Why do we say that batteries/energy storage is something that stores and releases energy?
A device that is able to convert some amount of heat into zero-entropy energy is ~just as useful as a battery of the same capacity. It's obvious that such a device can exist (a thermos with some amount of heat capacity inside at a temperature lower than environment + a heat engine is such a device), and it has at least one significant advantage over a battery: it is not necessarily able to release a significant quantity of energy on failure/destruction.
One can easily create such batteries in that exact way (by using a thermos and heat engine). My rough upper bound is that the highest "energy" density one could get without phase transition would be ~2MJ/kg[*] (by using gaseous hydrogen as the medium), which is a bit better than current batteries (but is an upper bound that ignores any practicalities of handling hydrogen, inefficiencies other than thermodynamically necessary, and the weight of infrastructure). I've looked at a few phase transitions (e.g. ice/water or liquid/gaseous nitrogen) and they don't seem to be able to give anything even close to the value for hydrogen (or, for that matter, mere Li-Ion batteries).

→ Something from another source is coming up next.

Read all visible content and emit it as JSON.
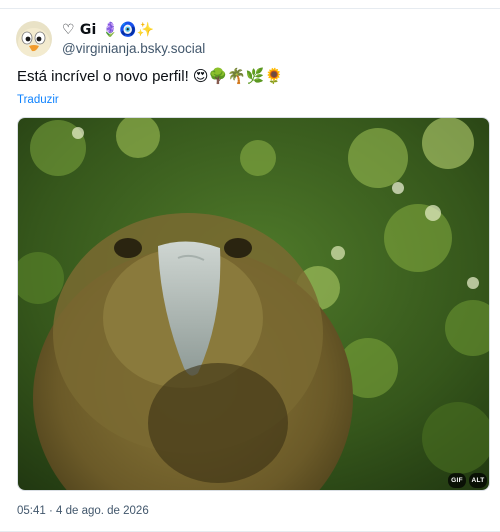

Are there other ways to store negative entropy? I imagine that chemical ones "should" exist, but I have terrible intuition for entropy changes across chemical reactions to even know where to start looking.
[*] I've taken half of the energy that would be needed to heat hydrogen from ~0K to ~room temp (half because efficiency will change linearly between 1 and 0 as the temperature of the hydrogen increases).
tl;dr Are there any better ways to store negative entropy without storing energy than storing very cold hydrogen? Is there some sort of fundamental limitation in play?